Royal Scottish Geographical Society Medal for Professor Niamh Shortt

Congratulations to Professor Niamh Shortt who has been awarded the Royal Scottish Geographical Society President’s Medal.

05 March 2021

The Royal Scottish Geographical Society (RSGS) President’s Medal recognises achievement and celebrates the impact of geographers’ work on wider society. Niamh will also receive an Honorary Fellowship with her medal.

Niamh is a Professor of Health Geographies and co-director of the Centre for Environment, Society and Health (CRESH) at the University of Edinburgh. She is an active member of the SPECTRUM Consortium, working across Work Package 5: Shaping the local environment to change behaviour and prevent harm.

Niamh’s research explores the relationship between health and place, with a focus on health inequalities between social groups and between neighbourhoods. Niamh has a particular interest in how features of the retail environment, including the sale of alcohol and tobacco, are unevenly distributed. Her research has demonstrated that the availability of outlets selling alcohol and tobacco are highest in our most deprived communities and that this has a disproportionate impact on low-income groups.

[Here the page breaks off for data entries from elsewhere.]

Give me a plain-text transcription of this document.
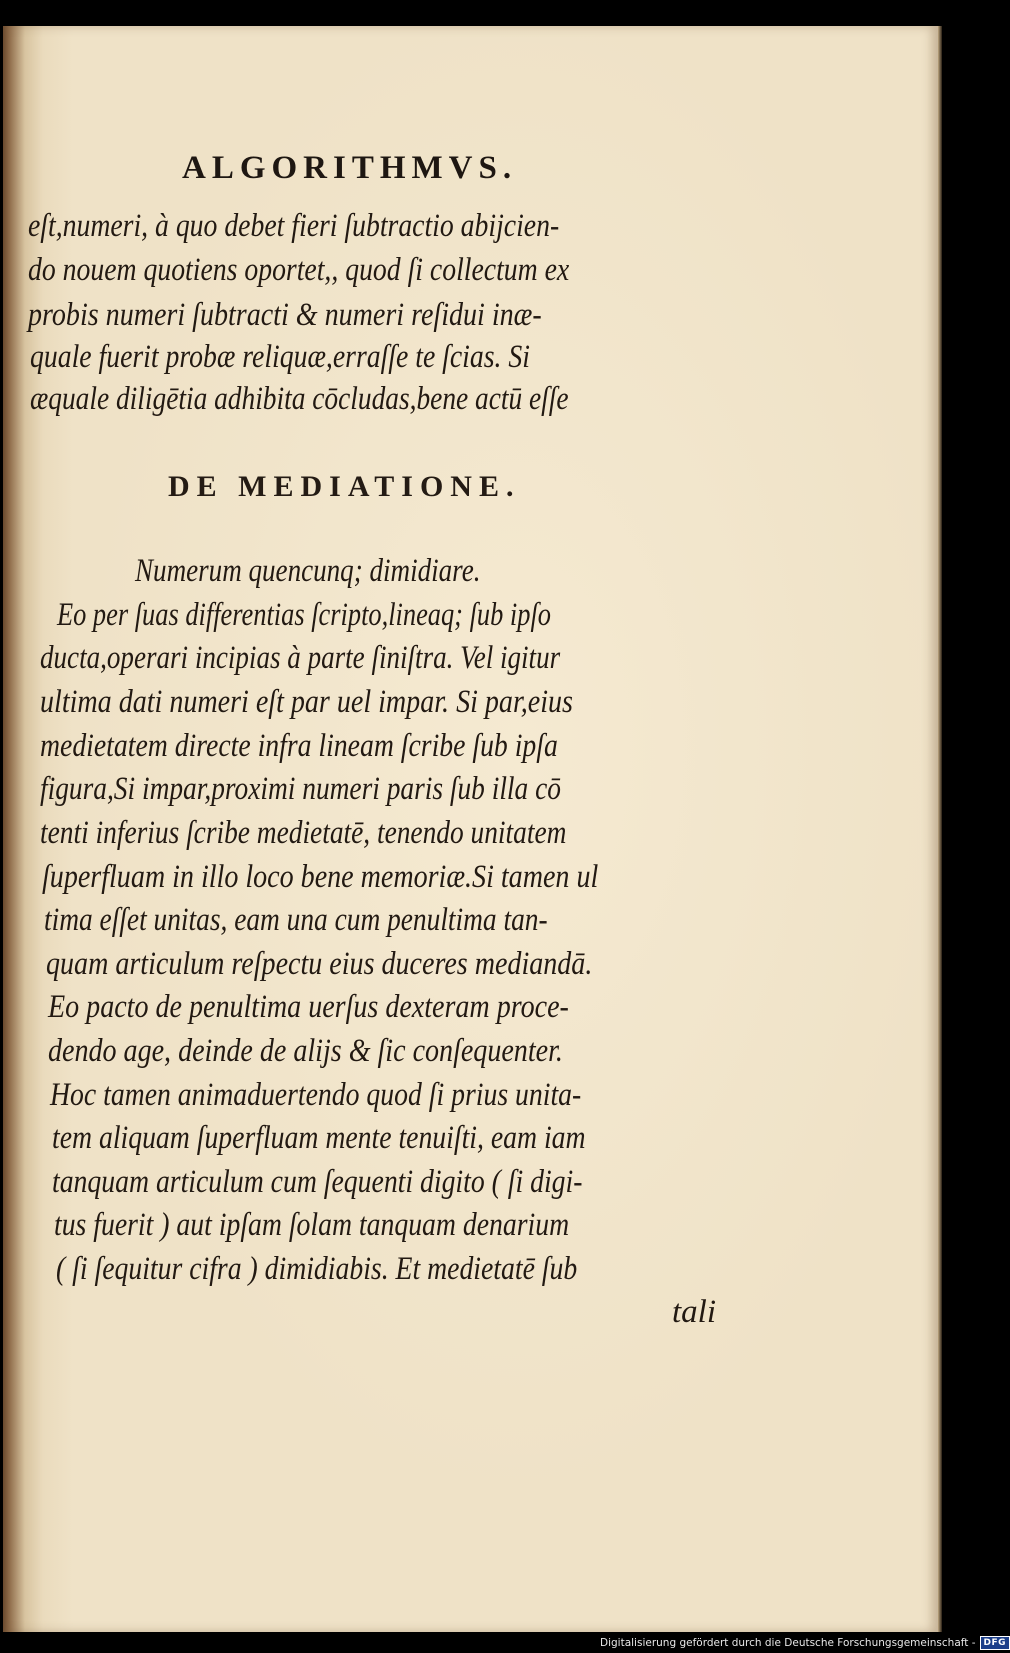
ALGORITHMVS.
eſt,numeri, à quo debet fieri ſubtractio abijcien-
do nouem quotiens oportet,, quod ſi collectum ex
probis numeri ſubtracti & numeri reſidui inæ-
quale fuerit probæ reliquæ,erraſſe te ſcias. Si
æquale diligētia adhibita cōcludas,bene actū eſſe
DE MEDIATIONE.
Numerum quencunq; dimidiare.
Eo per ſuas differentias ſcripto,lineaq; ſub ipſo
ducta,operari incipias à parte ſiniſtra. Vel igitur
ultima dati numeri eſt par uel impar. Si par,eius
medietatem directe infra lineam ſcribe ſub ipſa
figura,Si impar,proximi numeri paris ſub illa cō
tenti inferius ſcribe medietatē, tenendo unitatem
ſuperfluam in illo loco bene memoriæ.Si tamen ul
tima eſſet unitas, eam una cum penultima tan-
quam articulum reſpectu eius duceres mediandā.
Eo pacto de penultima uerſus dexteram proce-
dendo age, deinde de alijs & ſic conſequenter.
Hoc tamen animaduertendo quod ſi prius unita-
tem aliquam ſuperfluam mente tenuiſti, eam iam
tanquam articulum cum ſequenti digito ( ſi digi-
tus fuerit ) aut ipſam ſolam tanquam denarium
( ſi ſequitur cifra ) dimidiabis. Et medietatē ſub
tali
Digitalisierung gefördert durch die Deutsche Forschungsgemeinschaft - DFG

I am delighted to receive this medal from the Royal Scottish Geographical Society. The Society has a mission to inspire and inform through its commitment to engage with public audiences and inform policy. Their commitment to engage with broader audiences is reflected in my approach to research. Our work has unveiled vast inequalities in health, and we need to take such findings beyond the University. In doing so, we can demonstrate how these health inequalities are avoidable, unfair, and shaped by a complex interaction of factors well beyond the rhetoric of individual responsibility.